13.4:Paleogeographic reconstruction of the Rodinia supercontinent at 800 Ma (Torsvik, 2004). It is widely accepted that a supercontinent centered on equatorial Laurentia existed from ~1000-800 Ma, but the relative locations of the extra-Laurentia continents remain uncertain.

13.5: Breakup and dispersal of the Rodinia supercontinent in a 750-Ma reconstruction (Torsvik, 2004). Paleomagnetic data from 800-750 Ma exist for Laurentia, Baltica, South China, Australia, India and Congo, but none for Kalahari, East Antarctica, Rio Plata, Amazonia, West Africa, North China and Siberia. Such data can constrain paleolatitude and paleodeclination, but not paleolongitude.

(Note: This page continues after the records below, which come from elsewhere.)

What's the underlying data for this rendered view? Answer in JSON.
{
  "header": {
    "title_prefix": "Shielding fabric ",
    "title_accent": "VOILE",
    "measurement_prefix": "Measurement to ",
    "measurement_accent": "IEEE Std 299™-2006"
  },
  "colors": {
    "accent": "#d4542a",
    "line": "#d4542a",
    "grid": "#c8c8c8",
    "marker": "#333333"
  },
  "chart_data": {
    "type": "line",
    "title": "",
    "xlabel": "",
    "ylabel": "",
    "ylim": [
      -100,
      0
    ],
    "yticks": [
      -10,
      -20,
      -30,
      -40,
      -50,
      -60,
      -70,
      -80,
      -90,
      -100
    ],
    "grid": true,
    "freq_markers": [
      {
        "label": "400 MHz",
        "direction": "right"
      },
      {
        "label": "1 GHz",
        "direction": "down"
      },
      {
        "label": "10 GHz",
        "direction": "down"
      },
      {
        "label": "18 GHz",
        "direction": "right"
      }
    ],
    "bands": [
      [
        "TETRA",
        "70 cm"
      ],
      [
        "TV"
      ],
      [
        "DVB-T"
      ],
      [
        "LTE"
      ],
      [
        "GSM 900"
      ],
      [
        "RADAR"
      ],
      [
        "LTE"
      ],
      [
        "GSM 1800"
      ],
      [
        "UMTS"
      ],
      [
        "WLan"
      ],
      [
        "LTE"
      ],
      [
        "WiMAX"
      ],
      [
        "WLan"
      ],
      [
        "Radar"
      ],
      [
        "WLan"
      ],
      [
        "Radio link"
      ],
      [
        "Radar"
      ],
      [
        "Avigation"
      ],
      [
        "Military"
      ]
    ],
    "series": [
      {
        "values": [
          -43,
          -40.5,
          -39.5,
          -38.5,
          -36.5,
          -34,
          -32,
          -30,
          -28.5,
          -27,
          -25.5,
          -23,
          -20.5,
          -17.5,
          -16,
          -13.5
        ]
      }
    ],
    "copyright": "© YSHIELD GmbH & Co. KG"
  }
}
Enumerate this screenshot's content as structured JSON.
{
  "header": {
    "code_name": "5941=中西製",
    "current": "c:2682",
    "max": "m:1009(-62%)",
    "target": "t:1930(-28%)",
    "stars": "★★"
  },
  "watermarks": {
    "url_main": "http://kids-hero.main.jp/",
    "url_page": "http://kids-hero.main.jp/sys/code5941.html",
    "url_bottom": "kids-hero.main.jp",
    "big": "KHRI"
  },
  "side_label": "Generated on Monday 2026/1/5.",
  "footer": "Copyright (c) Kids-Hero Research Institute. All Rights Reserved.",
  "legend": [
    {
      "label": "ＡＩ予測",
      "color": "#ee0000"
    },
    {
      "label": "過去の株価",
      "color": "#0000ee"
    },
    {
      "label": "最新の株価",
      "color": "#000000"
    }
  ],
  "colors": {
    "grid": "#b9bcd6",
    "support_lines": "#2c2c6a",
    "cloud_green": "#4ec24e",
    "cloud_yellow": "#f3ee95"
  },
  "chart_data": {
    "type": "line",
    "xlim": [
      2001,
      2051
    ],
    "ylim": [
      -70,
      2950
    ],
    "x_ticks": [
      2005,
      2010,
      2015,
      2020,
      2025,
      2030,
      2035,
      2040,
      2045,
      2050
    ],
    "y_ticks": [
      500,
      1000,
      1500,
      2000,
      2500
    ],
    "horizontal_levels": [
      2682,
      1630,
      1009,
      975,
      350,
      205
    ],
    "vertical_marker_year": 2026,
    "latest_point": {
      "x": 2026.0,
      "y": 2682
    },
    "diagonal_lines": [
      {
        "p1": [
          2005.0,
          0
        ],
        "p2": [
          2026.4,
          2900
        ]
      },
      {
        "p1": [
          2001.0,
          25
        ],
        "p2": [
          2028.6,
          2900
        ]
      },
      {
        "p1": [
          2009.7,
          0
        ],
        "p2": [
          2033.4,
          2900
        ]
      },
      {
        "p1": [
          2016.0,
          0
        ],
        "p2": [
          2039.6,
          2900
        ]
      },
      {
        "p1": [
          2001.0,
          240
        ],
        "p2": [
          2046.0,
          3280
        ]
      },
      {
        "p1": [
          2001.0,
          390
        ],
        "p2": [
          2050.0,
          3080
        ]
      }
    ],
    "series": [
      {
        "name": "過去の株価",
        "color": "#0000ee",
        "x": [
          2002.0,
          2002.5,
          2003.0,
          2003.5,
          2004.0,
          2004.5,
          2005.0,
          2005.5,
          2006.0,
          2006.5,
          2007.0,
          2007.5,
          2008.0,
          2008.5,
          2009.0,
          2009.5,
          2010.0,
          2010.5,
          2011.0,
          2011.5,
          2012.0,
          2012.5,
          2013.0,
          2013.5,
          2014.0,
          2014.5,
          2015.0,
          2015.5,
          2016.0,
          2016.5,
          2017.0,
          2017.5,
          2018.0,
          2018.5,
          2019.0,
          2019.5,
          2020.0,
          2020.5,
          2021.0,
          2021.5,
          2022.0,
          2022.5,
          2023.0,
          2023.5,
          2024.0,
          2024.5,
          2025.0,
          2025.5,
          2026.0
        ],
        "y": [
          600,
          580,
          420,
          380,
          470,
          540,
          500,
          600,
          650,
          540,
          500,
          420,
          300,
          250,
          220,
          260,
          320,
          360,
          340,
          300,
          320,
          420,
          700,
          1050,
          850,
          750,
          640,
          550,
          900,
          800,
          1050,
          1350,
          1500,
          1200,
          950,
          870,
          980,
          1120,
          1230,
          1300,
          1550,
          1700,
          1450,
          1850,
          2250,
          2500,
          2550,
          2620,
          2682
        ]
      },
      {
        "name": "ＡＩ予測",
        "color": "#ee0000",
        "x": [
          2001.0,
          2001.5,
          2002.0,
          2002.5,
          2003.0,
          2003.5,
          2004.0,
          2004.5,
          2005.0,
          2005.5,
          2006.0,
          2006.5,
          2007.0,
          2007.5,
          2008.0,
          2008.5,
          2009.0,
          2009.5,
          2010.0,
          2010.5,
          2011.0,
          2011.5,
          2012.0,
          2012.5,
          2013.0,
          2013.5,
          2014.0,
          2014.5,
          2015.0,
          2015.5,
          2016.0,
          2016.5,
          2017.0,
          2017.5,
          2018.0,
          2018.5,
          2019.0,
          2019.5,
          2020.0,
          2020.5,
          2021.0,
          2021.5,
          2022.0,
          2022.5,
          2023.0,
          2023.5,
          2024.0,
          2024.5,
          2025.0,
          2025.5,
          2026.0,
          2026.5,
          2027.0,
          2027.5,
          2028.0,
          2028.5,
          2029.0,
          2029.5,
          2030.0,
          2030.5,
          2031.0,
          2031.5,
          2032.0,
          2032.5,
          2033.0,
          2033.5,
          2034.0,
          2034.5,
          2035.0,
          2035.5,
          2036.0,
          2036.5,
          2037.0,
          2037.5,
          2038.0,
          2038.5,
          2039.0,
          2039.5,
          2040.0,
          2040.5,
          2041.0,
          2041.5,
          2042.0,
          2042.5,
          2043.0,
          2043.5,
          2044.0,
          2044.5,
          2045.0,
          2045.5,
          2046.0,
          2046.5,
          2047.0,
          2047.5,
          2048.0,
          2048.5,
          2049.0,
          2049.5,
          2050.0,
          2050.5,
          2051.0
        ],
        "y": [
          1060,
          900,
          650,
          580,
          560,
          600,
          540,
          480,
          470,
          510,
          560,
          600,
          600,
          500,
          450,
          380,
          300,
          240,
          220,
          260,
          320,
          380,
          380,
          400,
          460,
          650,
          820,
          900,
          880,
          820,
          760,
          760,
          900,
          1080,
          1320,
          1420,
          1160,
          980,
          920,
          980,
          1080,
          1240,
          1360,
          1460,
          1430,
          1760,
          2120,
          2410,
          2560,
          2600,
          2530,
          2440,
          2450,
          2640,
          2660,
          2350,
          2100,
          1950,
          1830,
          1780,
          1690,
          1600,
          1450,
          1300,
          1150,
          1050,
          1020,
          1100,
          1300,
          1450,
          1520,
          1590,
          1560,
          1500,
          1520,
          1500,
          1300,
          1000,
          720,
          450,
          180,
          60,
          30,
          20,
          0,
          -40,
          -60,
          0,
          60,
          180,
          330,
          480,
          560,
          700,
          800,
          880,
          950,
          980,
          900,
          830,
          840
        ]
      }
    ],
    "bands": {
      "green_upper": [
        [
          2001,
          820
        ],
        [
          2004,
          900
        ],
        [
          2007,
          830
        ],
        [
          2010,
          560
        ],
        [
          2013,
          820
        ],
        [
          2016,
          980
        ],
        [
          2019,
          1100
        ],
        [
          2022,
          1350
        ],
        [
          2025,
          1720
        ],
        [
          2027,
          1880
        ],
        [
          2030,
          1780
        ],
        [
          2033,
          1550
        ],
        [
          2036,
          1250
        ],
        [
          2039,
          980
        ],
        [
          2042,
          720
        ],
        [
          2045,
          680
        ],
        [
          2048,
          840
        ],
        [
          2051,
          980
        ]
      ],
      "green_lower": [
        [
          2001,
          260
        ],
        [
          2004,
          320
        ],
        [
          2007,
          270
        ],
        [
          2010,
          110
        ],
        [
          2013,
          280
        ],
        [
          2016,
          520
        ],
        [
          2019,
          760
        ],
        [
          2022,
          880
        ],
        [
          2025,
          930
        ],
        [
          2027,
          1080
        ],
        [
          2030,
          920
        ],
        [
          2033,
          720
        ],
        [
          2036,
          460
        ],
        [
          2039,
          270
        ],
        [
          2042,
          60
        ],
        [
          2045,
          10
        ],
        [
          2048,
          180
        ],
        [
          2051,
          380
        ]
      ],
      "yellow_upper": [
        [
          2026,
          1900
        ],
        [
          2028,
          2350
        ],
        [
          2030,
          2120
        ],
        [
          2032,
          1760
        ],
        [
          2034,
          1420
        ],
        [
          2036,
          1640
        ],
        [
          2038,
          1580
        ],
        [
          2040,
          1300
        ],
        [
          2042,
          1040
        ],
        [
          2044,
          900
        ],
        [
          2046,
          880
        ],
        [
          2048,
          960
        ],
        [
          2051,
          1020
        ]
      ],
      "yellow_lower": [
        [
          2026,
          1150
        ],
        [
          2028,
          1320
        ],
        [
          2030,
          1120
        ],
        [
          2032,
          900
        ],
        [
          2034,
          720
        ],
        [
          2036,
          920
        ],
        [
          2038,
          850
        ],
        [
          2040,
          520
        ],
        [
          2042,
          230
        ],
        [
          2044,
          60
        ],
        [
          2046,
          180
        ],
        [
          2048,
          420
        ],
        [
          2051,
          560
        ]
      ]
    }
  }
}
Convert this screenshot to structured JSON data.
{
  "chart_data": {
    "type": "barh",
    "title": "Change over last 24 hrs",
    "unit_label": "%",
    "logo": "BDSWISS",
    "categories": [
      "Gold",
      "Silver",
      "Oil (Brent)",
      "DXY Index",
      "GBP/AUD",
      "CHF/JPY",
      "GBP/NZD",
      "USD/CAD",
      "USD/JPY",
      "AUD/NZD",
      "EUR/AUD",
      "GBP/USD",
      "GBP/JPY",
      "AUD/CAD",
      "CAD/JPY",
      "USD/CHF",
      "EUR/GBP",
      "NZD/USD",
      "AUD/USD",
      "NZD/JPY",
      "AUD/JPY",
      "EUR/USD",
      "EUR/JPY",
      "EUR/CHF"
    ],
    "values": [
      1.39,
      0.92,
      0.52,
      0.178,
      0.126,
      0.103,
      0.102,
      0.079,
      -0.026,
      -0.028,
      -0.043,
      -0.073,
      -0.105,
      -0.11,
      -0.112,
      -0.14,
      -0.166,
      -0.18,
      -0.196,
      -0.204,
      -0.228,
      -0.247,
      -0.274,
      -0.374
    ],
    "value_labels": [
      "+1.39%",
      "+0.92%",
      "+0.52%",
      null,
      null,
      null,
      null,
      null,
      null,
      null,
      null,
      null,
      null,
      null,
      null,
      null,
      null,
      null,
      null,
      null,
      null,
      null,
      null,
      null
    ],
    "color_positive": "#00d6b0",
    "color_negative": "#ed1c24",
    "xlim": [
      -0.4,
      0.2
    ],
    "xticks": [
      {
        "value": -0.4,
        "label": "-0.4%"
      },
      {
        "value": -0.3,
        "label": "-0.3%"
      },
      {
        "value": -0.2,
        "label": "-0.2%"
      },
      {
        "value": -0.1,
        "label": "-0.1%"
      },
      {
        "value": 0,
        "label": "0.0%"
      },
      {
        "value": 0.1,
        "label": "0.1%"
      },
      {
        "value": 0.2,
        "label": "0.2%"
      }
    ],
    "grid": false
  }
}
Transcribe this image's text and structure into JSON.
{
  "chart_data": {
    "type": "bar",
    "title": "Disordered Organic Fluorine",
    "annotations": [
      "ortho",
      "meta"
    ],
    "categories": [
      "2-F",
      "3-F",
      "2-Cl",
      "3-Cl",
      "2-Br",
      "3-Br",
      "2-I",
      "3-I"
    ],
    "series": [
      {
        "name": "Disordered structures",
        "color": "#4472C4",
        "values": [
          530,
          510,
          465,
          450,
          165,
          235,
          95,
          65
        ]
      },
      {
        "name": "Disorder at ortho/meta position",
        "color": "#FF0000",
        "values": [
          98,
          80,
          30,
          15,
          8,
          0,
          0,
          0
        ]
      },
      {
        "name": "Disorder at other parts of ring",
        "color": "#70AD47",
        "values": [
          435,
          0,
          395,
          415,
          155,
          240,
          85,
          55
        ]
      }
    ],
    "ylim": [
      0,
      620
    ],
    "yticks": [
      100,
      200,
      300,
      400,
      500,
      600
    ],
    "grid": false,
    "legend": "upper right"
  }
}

13.6: Coupled climate-geochemical model of the breakup and dispersal of Rodinia, 800-700 Ma, in which the 0° isotherm migrates equatorward in response to increased silicate weathering, primarily due to higher precipitation in previously arid regions (Donnadieu et al., 2004).

13.7: Same as the last slide, but with the addition of a flood basalt emplaced at 780 Ma in the subtropics and tectonically rotated into the tropics (Donnadieu et al., 2004). The additional weathering when the flood basalt entered the tropics caused the model to lapse into the snowball state. The 723-Ma Natkusiak flood basalt was in fact erupted near the equator, and could have played an immediate causative role in the Sturtian snowball earth without any tectonic rotation.

13.8: Tectonic settings (syn-rift or post-rift) over time of selected Neoproterozoic sedimentary successions hosting multiple glacigenic intervals.